WKU baton twirler named finalist in national social media challenge
BOWLING GREEN, Ky. – The Western Kentucky University Big Red Marching Band is known for playing at all of the university’s major sporting events, but mainly football and basketball games.
One member of the band, who doesn’t even play an instrument, is a finalist for a national social media award, and it all started with a video posted to Instagram.
“This award is brand new this year,” said Madalynn Alt, the Feature Baton Twirler for the WKU Big Red Marching Band. “It doesn’t even have to do with twirling.”
Alt is referring to the 2019 Twirl Mania Social Media Award Challenge, and she is one of the 12 finalists for the inaugural honor.
In order to be eligible for the award, participants had to submit a video telling judges their “fairytale story” involving Twirl Mania, which is a national competition for baton twirling, held annually in Orlando, Florida.
Alt’s story was centered around her family and her passion for baton twirling.
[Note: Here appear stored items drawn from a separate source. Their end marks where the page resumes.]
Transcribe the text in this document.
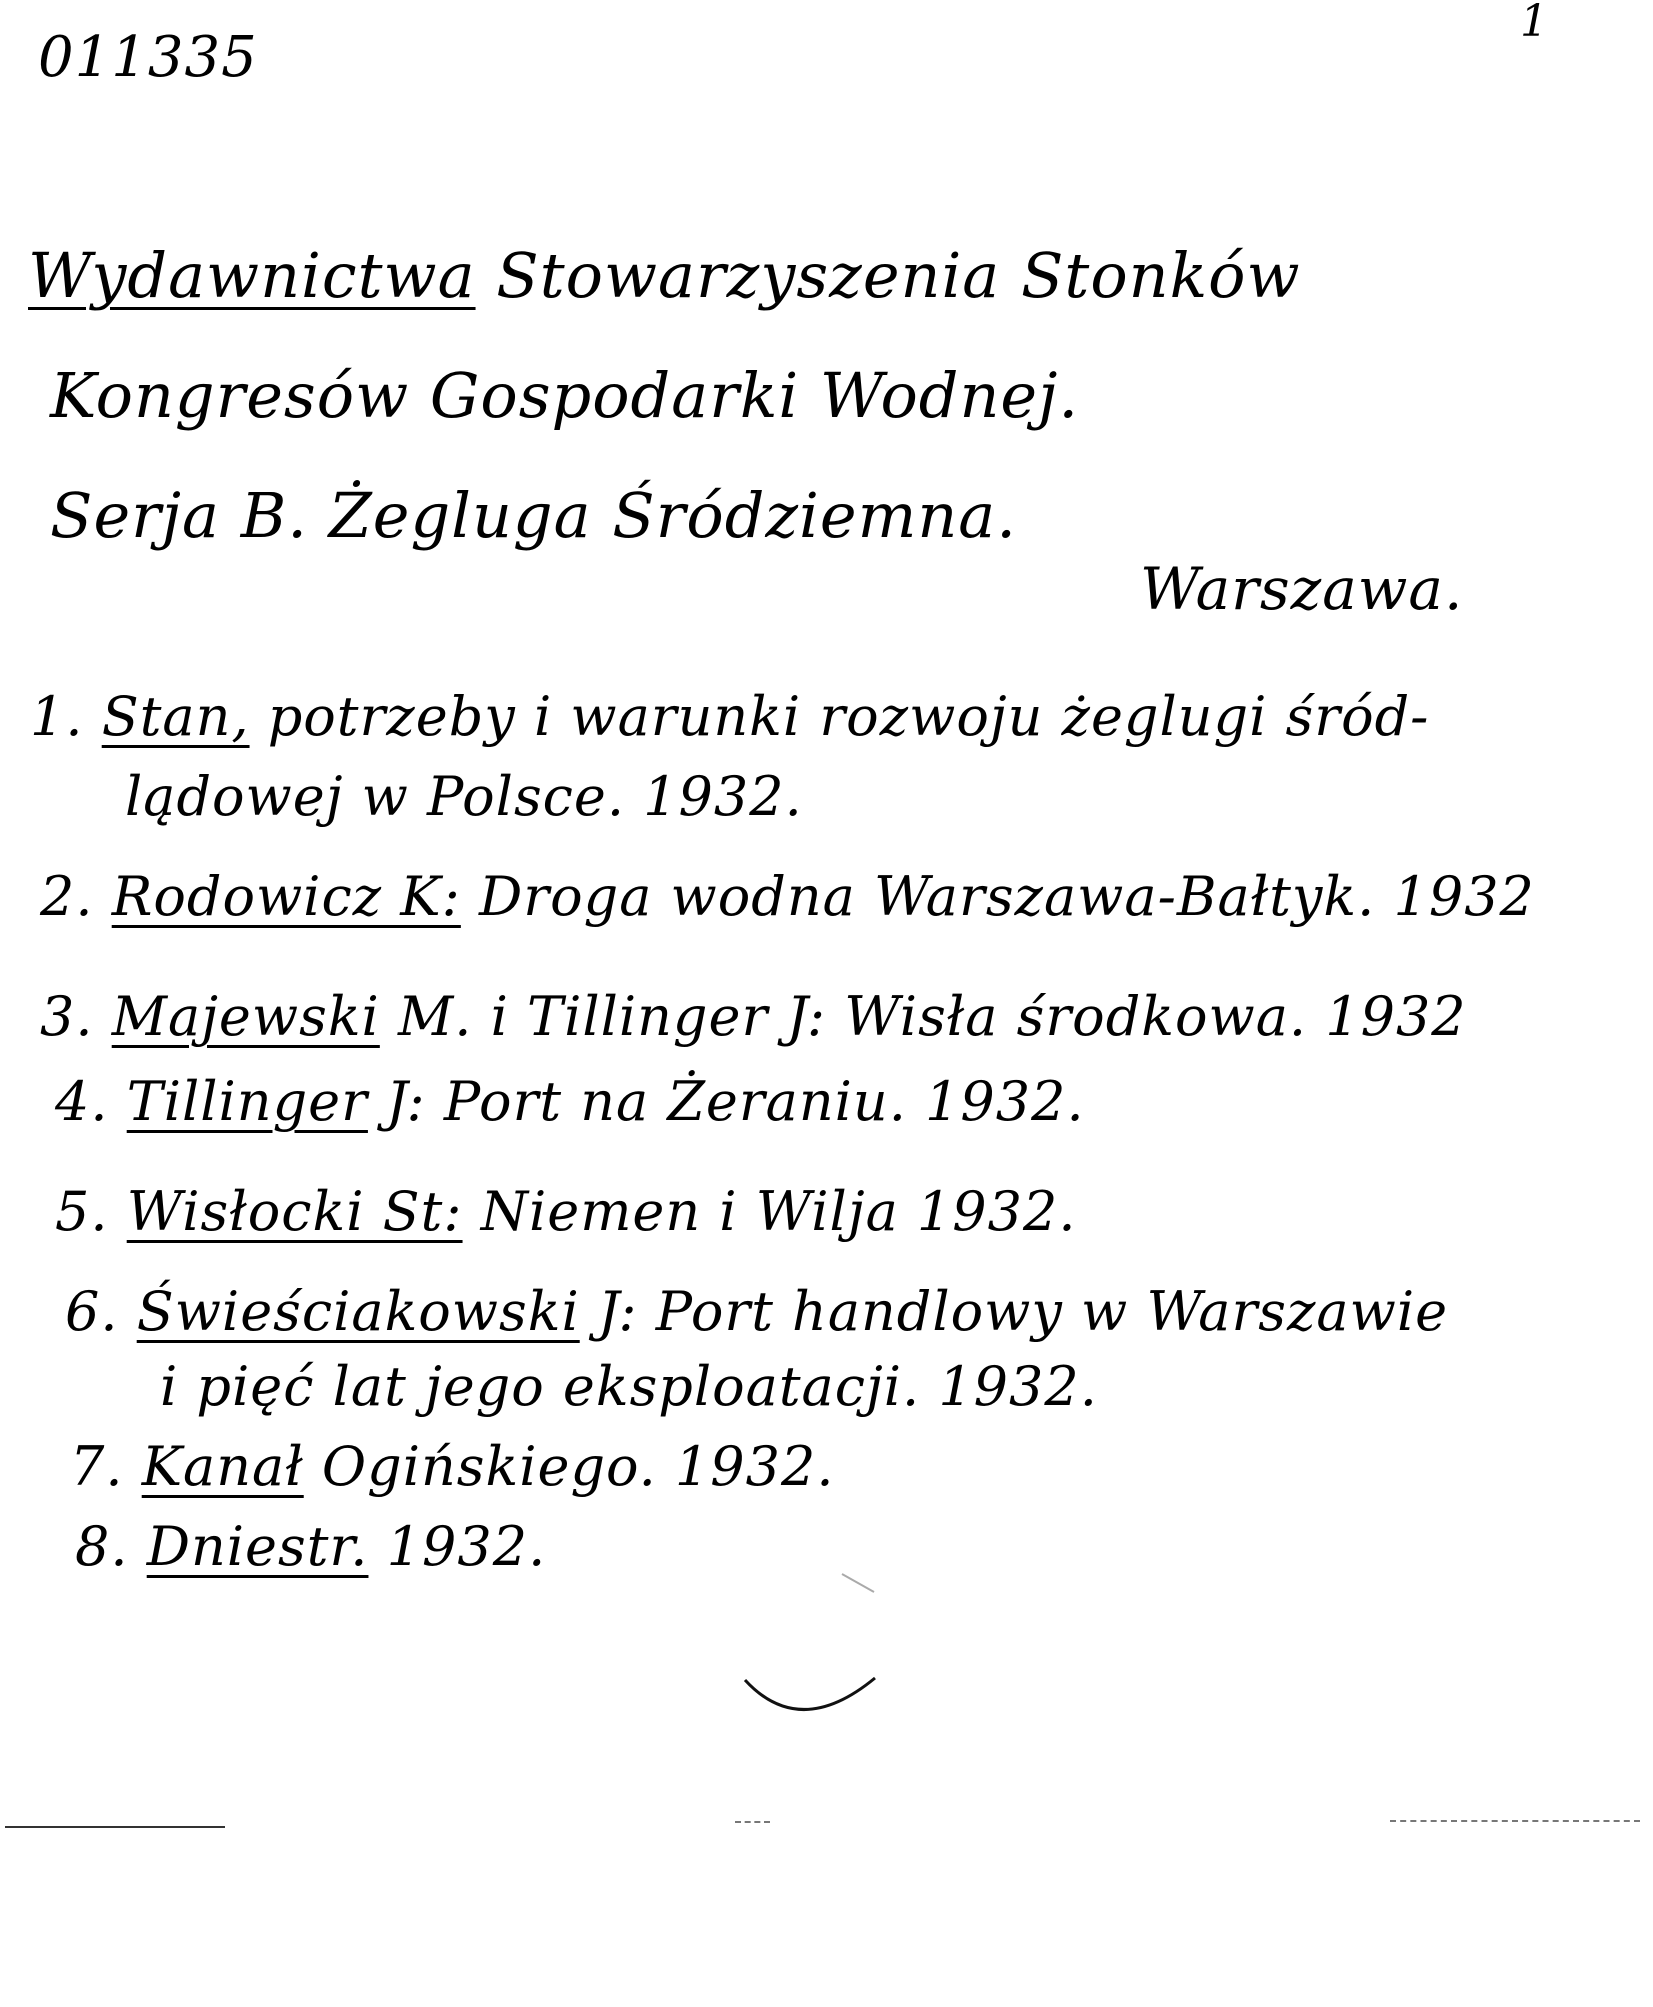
011335
1
Wydawnictwa Stowarzyszenia Stonków
Kongresów Gospodarki Wodnej.
Serja B. Żegluga Śródziemna.
Warszawa.
1. Stan, potrzeby i warunki rozwoju żeglugi śród-
lądowej w Polsce. 1932.
2. Rodowicz K: Droga wodna Warszawa-Bałtyk. 1932
3. Majewski M. i Tillinger J: Wisła środkowa. 1932
4. Tillinger J: Port na Żeraniu. 1932.
5. Wisłocki St: Niemen i Wilja 1932.
6. Świeściakowski J: Port handlowy w Warszawie
i pięć lat jego eksploatacji. 1932.
7. Kanał Ogińskiego. 1932.
8. Dniestr. 1932.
“In 2013, my family had a really bad car accident on the way to Twirl Mania,” she said. “We didn’t expect all four of us to make it out because it was really bad. It was two drunk drivers. We made it out and everything was good. We went to the competition. At the competition, I won a ‘Mousecar”, which is a coveted Twirl Mania award. That was really exciting especially with what happened. We didn’t expect to have a fairytale ending.”
With applicants sending in videos from across the globe, Alt never thought she would’ve been named a finalist.
“It’s really exciting,” Alt said. “I think it’s just a great way to build up excitement for going to that competition.”
She will also have the chance to compete in the performance invitation at Twirl Mania, something she’s always had dreams of doing ever since she was a little girl.
“Since I was four, so a very long time,” said Alt. “I’ve been competing since I was seven.”
Some people may get the impression that baton twirling is easy, but Alt says it’s much harder than you’d think.
“A lot of people don’t really understand that it is a sport,” she said. “You have to do so many other things to be good at twirling.”
Some of those “other things” include gymnastics, dancing, hand-eye coordination, and athleticism.
“You have to look the part to play the part,” Alt added.
Alt’s love for baton twirling is so strong that she moved all the way from her hometown in Pennsylvania to continue performing at the collegiate level on the Hill.
“This was my dream to twirl in college, so being able to twirl here at Western is amazing,” Alt said.
Alt’s busy schedule in 2019 is just getting started, with the WKU sophomore also set to represent the United States of America in the Grand Prix baton twirling contest next August in France.